For 20 days, Rudd channeled passion into idealism to fuse issues of race with frustrations over Vietnam. On Tuesday, April 23, several hundred students seized the library. After venturing out and failing to bring down a fence around the gym construction site, some protestors returned to the library while others occupied the administration building. Two days later, over a thousand students and off-campus supporters were ensconced in five university buildings. Protestors came together and then clustered around causes. Banners marked off various "liberated zones." The hardcore revolutionaries—advocating violence—wore red armbands. Those urging nonviolence wore green. Black Panthers hung Huey Newton posters. SDS favored images of Karl Marx, Che Guevara, and Vladimir Lenin.

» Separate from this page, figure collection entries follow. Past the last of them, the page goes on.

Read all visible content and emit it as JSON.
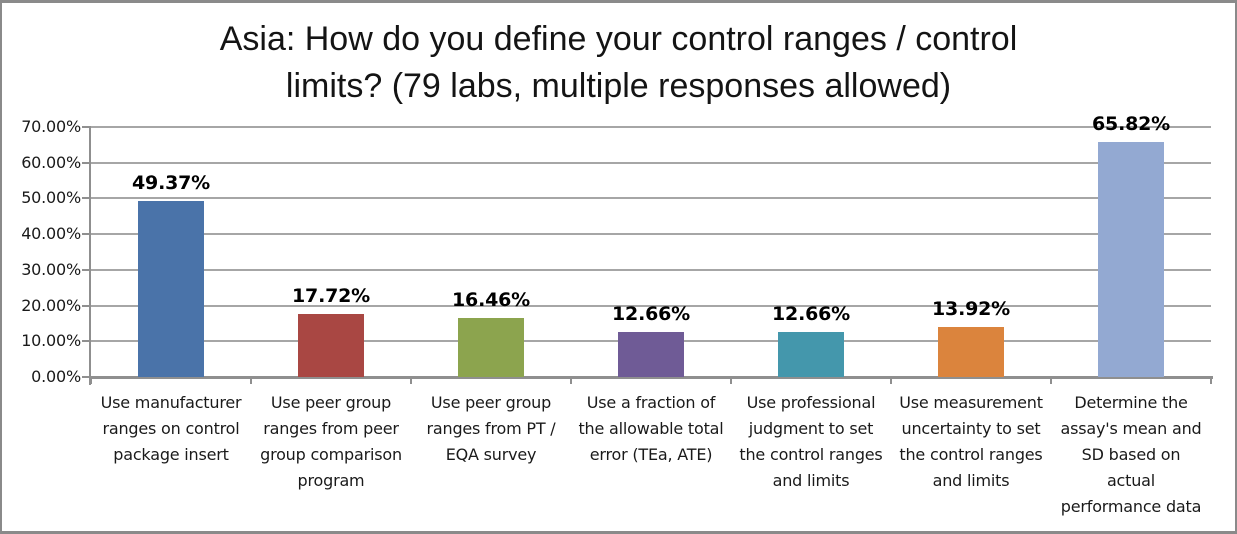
{
  "frame": {
    "background": "#ffffff",
    "border_color": "#8a8a8a"
  },
  "chart_data": {
    "type": "bar",
    "title": "Asia: How do you define your control ranges / control limits? (79 labs, multiple responses allowed)",
    "title_lines": [
      "Asia: How do you define your control ranges / control",
      "limits? (79 labs, multiple responses allowed)"
    ],
    "categories": [
      "Use manufacturer ranges on control package insert",
      "Use peer group ranges from peer group comparison program",
      "Use peer group ranges from PT / EQA survey",
      "Use a fraction of the allowable total error (TEa, ATE)",
      "Use professional judgment to set the control ranges and limits",
      "Use measurement uncertainty to set the control ranges and limits",
      "Determine the assay's mean and SD based on actual performance data"
    ],
    "category_lines": [
      [
        "Use manufacturer",
        "ranges on control",
        "package insert"
      ],
      [
        "Use peer group",
        "ranges from peer",
        "group comparison",
        "program"
      ],
      [
        "Use peer group",
        "ranges from PT /",
        "EQA survey"
      ],
      [
        "Use a fraction of",
        "the allowable total",
        "error (TEa, ATE)"
      ],
      [
        "Use professional",
        "judgment to set",
        "the control ranges",
        "and limits"
      ],
      [
        "Use measurement",
        "uncertainty to set",
        "the control ranges",
        "and limits"
      ],
      [
        "Determine the",
        "assay's mean and",
        "SD based on",
        "actual",
        "performance data"
      ]
    ],
    "values": [
      49.37,
      17.72,
      16.46,
      12.66,
      12.66,
      13.92,
      65.82
    ],
    "value_labels": [
      "49.37%",
      "17.72%",
      "16.46%",
      "12.66%",
      "12.66%",
      "13.92%",
      "65.82%"
    ],
    "bar_colors": [
      "#4A73A9",
      "#A94743",
      "#8CA44E",
      "#6F5B96",
      "#4497AC",
      "#DB843D",
      "#93A9D2"
    ],
    "ylim": [
      0,
      70
    ],
    "ytick_step": 10,
    "ytick_labels": [
      "0.00%",
      "10.00%",
      "20.00%",
      "30.00%",
      "40.00%",
      "50.00%",
      "60.00%",
      "70.00%"
    ],
    "grid": true,
    "legend": "none",
    "xlabel": "",
    "ylabel": "",
    "axis_color": "#8f8f8f",
    "gridline_color": "#a6a6a6",
    "text_color": "#1a1a1a"
  }
}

On Thursday, April 25, black students and allies from Harlem demanded white occupiers leave the administration building. Mark Rudd and SDS moved to Kirk’s office in the occupied library. On Monday night, April 29, over 1,000 New York City police swarmed the campus. By dawn, 720 students were in custody and 148 people were hospitalized.
Columbia marked the height of the "Sixties" movement. The Student Non-Violent Coordinating Committee (SNCC) expelled whites in 1965. The Black Panthers, founded in Alabama by SNCC the same year, morphed into a sexist and racist separatist movement. After Columbia, Mark Rudd and student colleague Ted Gold split from SDS to found the radical and violent Weather Underground. On March 6, 1970, Gold and two other Weathermen perished when a bomb they were making exploded prematurely. Weather Underground leaders Mark Rudd, Bernadine Dohrn, and Bill Ayers went underground. Dohrn and Ayers eventually married. Later they supported the political aspirations of Chicago activist Barack Obama.

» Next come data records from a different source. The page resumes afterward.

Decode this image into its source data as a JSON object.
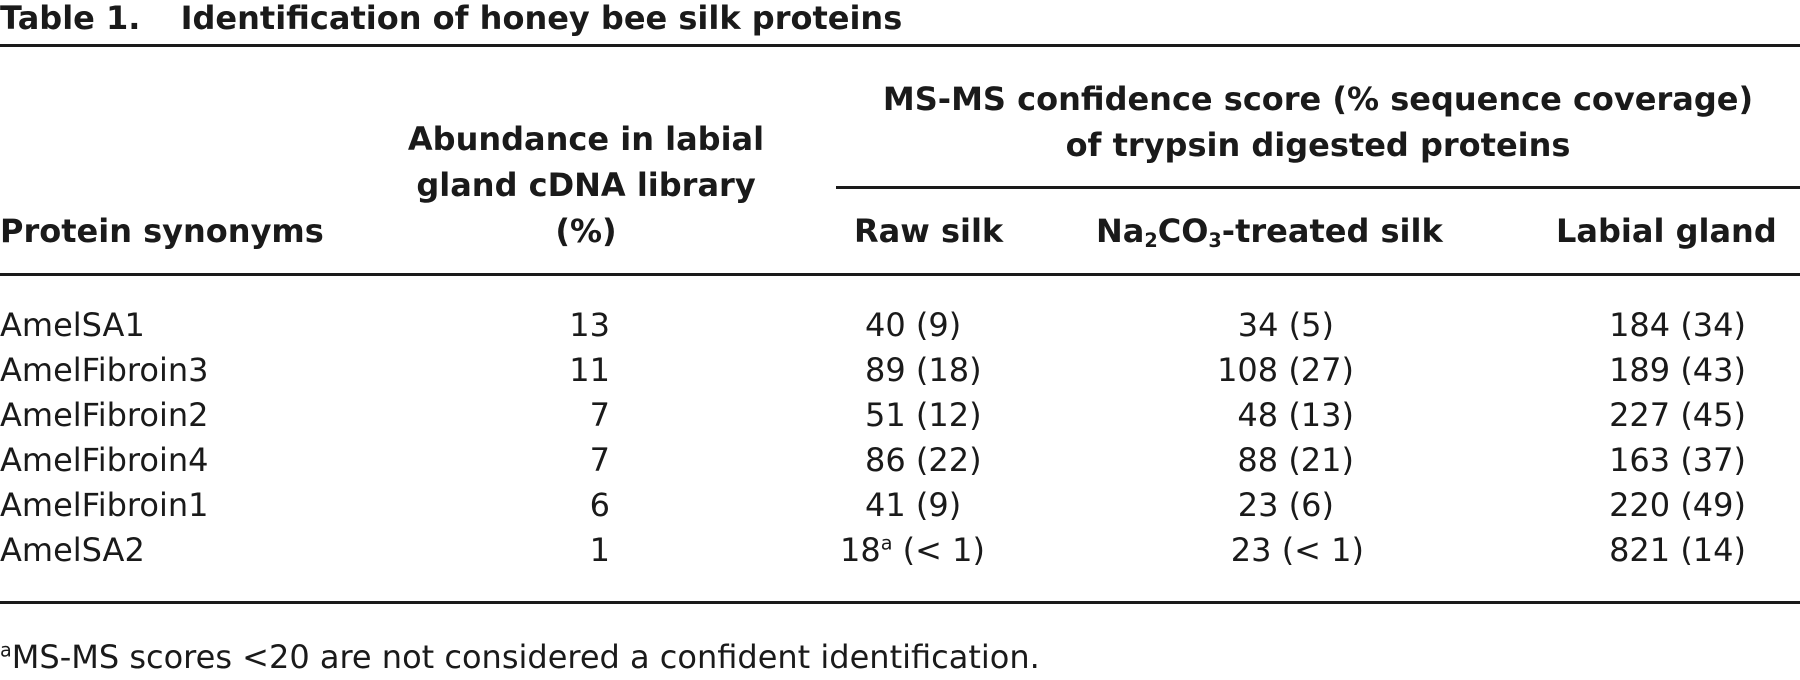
{
  "table": {
    "label": "Table 1.",
    "title": "Identification of honey bee silk proteins",
    "headers": {
      "protein": "Protein synonyms",
      "abundance_line1": "Abundance in labial",
      "abundance_line2": "gland cDNA library",
      "abundance_line3": "(%)",
      "ms_group_line1": "MS-MS confidence score (% sequence coverage)",
      "ms_group_line2": "of trypsin digested proteins",
      "raw_silk": "Raw silk",
      "na_prefix": "Na",
      "na_sub1": "2",
      "na_mid": "CO",
      "na_sub2": "3",
      "na_suffix": "-treated silk",
      "labial_gland": "Labial gland"
    },
    "rows": [
      {
        "protein": "AmelSA1",
        "abundance": "13",
        "raw_silk": "40 (9)",
        "raw_sup": "",
        "raw_rest": "",
        "na_treated": "34 (5)",
        "labial_gland": "184 (34)"
      },
      {
        "protein": "AmelFibroin3",
        "abundance": "11",
        "raw_silk": "89 (18)",
        "raw_sup": "",
        "raw_rest": "",
        "na_treated": "108 (27)",
        "labial_gland": "189 (43)"
      },
      {
        "protein": "AmelFibroin2",
        "abundance": "7",
        "raw_silk": "51 (12)",
        "raw_sup": "",
        "raw_rest": "",
        "na_treated": "48 (13)",
        "labial_gland": "227 (45)"
      },
      {
        "protein": "AmelFibroin4",
        "abundance": "7",
        "raw_silk": "86 (22)",
        "raw_sup": "",
        "raw_rest": "",
        "na_treated": "88 (21)",
        "labial_gland": "163 (37)"
      },
      {
        "protein": "AmelFibroin1",
        "abundance": "6",
        "raw_silk": "41 (9)",
        "raw_sup": "",
        "raw_rest": "",
        "na_treated": "23 (6)",
        "labial_gland": "220 (49)"
      },
      {
        "protein": "AmelSA2",
        "abundance": "1",
        "raw_silk": "18",
        "raw_sup": "a",
        "raw_rest": " (< 1)",
        "na_treated": "23 (< 1)",
        "labial_gland": "821 (14)"
      }
    ],
    "footnote": {
      "marker": "a",
      "text": "MS-MS scores <20 are not considered a confident identification."
    }
  }
}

Rudd became one of the charter members of the 2008 group, Progressives for Obama, the mission statement of which was written by SDS founder Tom Hayden.
Images of protesting students, police brutality, and Tom Hayden’s appeal for creating "two, three, many Columbias" mobilized young people on other campuses in the ’60s. SDS went on to Chicago, where with Yippies and hippies, they sparked mayhem that contributed to putting Richard Nixon in the White House. Radicals then captured the Democratic Party to support Senator George McGovern’s presidential candidacy leading to near political seppuku in 1972.

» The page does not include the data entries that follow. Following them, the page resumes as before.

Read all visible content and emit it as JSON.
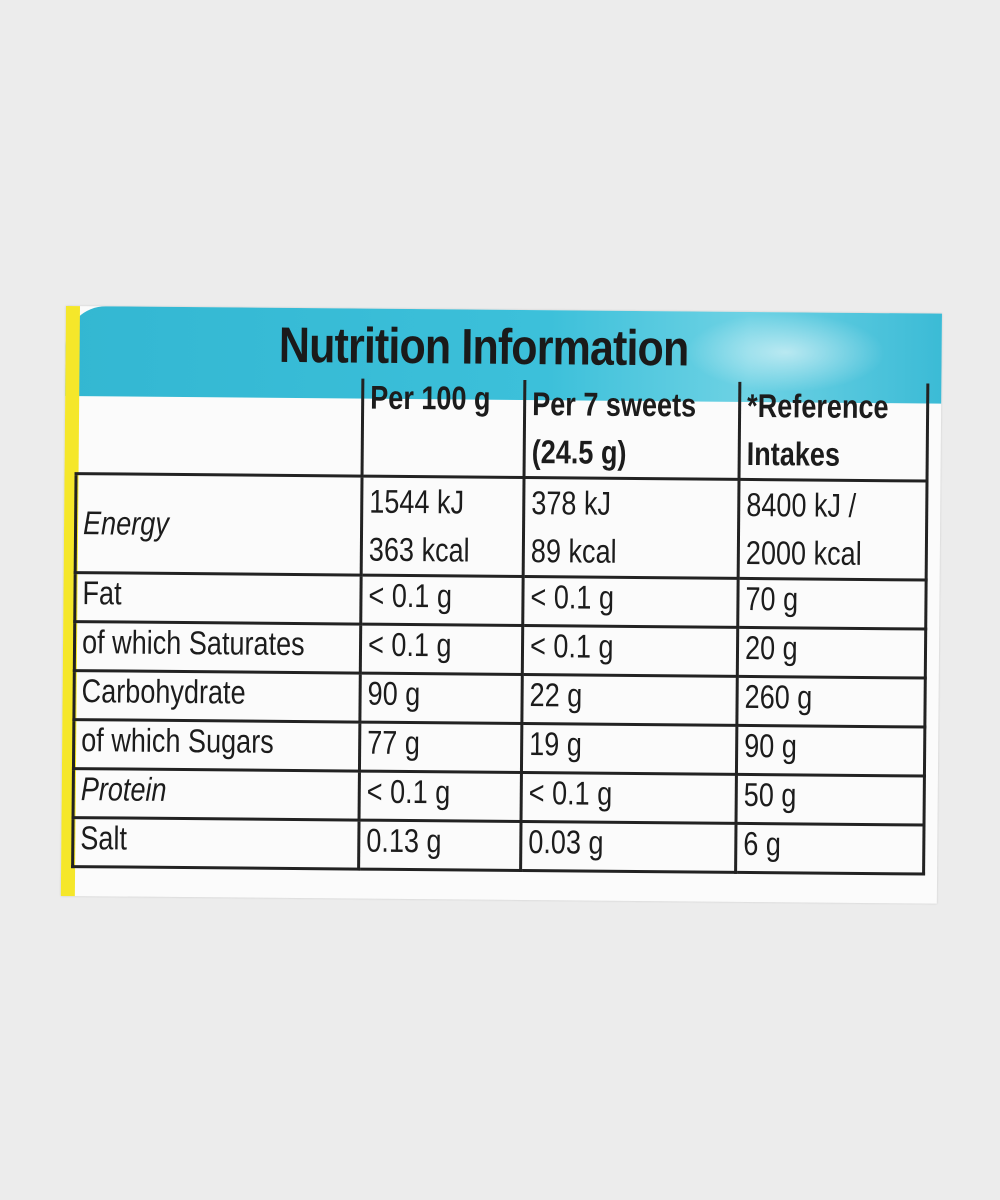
{
  "title": "Nutrition Information",
  "columns": {
    "per_100g": "Per 100 g",
    "per_serving": [
      "Per 7 sweets",
      "(24.5 g)"
    ],
    "reference": [
      "*Reference",
      "Intakes"
    ]
  },
  "energy": {
    "label": "Energy",
    "per_100g": [
      "1544 kJ",
      "363 kcal"
    ],
    "per_serving": [
      "378 kJ",
      "89 kcal"
    ],
    "reference": [
      "8400 kJ /",
      "2000 kcal"
    ]
  },
  "rows": [
    {
      "label": "Fat",
      "per_100g": "< 0.1 g",
      "per_serving": "< 0.1 g",
      "reference": "70 g"
    },
    {
      "label": "of which Saturates",
      "per_100g": "< 0.1 g",
      "per_serving": "< 0.1 g",
      "reference": "20 g"
    },
    {
      "label": "Carbohydrate",
      "per_100g": "90 g",
      "per_serving": "22 g",
      "reference": "260 g"
    },
    {
      "label": "of which Sugars",
      "per_100g": "77 g",
      "per_serving": "19 g",
      "reference": "90 g"
    },
    {
      "label": "Protein",
      "per_100g": "< 0.1 g",
      "per_serving": "< 0.1 g",
      "reference": "50 g"
    },
    {
      "label": "Salt",
      "per_100g": "0.13 g",
      "per_serving": "0.03 g",
      "reference": "6 g"
    }
  ],
  "colors": {
    "header_band": "#3cc0da",
    "edge": "#f5e72a",
    "ink": "#1c1c1c",
    "background": "#ececec"
  }
}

The May 1970 campus eruptions—protesting four deaths at Kent State—more closely resembles what’s happening now with the grandchildren of the Sixties generation. Then, as now, there indeed were "many Columbias." What difference did it—or does it—make?
Back then, not much. Columbia caved. It didn’t build the gym and cut off relations with IDA. In 1968, like most of American academe, Columbia was still conservative. But pressure on administrators was growing so that by June 1969, 80 major colleges and universities were seeking new presidents. Unable to stand up to demands issued by students and, increasingly by faculties, college and university administrators tried accommodation. This allowed a generation of Sixties-inspired radicals to move into academia where they thrived while instilling their leftist ideological perspectives. Only a handful of institutions, mostly in the South, held the line, at least for a while. Today only a few academically rigorous conservative colleges and universities remain: Grove City College, Hillsdale College, and Pepperdine University are among them.
America’s war in Vietnam ground along until January 1973. Richard Nixon’s troop withdrawals, made possible by massive bombing coupled to Henry Kissinger’s deft diplomacy, contributed far more to ending U.S. involvement than protestors ever did. In the 1980s, the "68’ers" twice elected Ronald Reagan. Our kids are the helicopter parents who coddled the 20-somethings rioting today.
Columbia was the first real media-driven student protest event. Sporadic, short-lived campus disturbances usually took place in college towns with limited media coverage. The Columbia unrest lasted three weeks. The press honed in because it involved pampered white children from upper middle class to wealthy New York/New England families. The New York Times covered it. Major newspapers from Philadelphia to San Francisco dispatched reporters from their New York City offices. Camera crews from the three TV networks rode the subway to Columbia to provide coverage.
The current children’s crusade will rock on through Inauguration Day 2017. Then the kids will return to school, maybe learn something, and hopefully grow up.
—Dr. Earl Tilford is a military historian and fellow for the Middle East & terrorism with The Center for Vision & Values at Grove City College.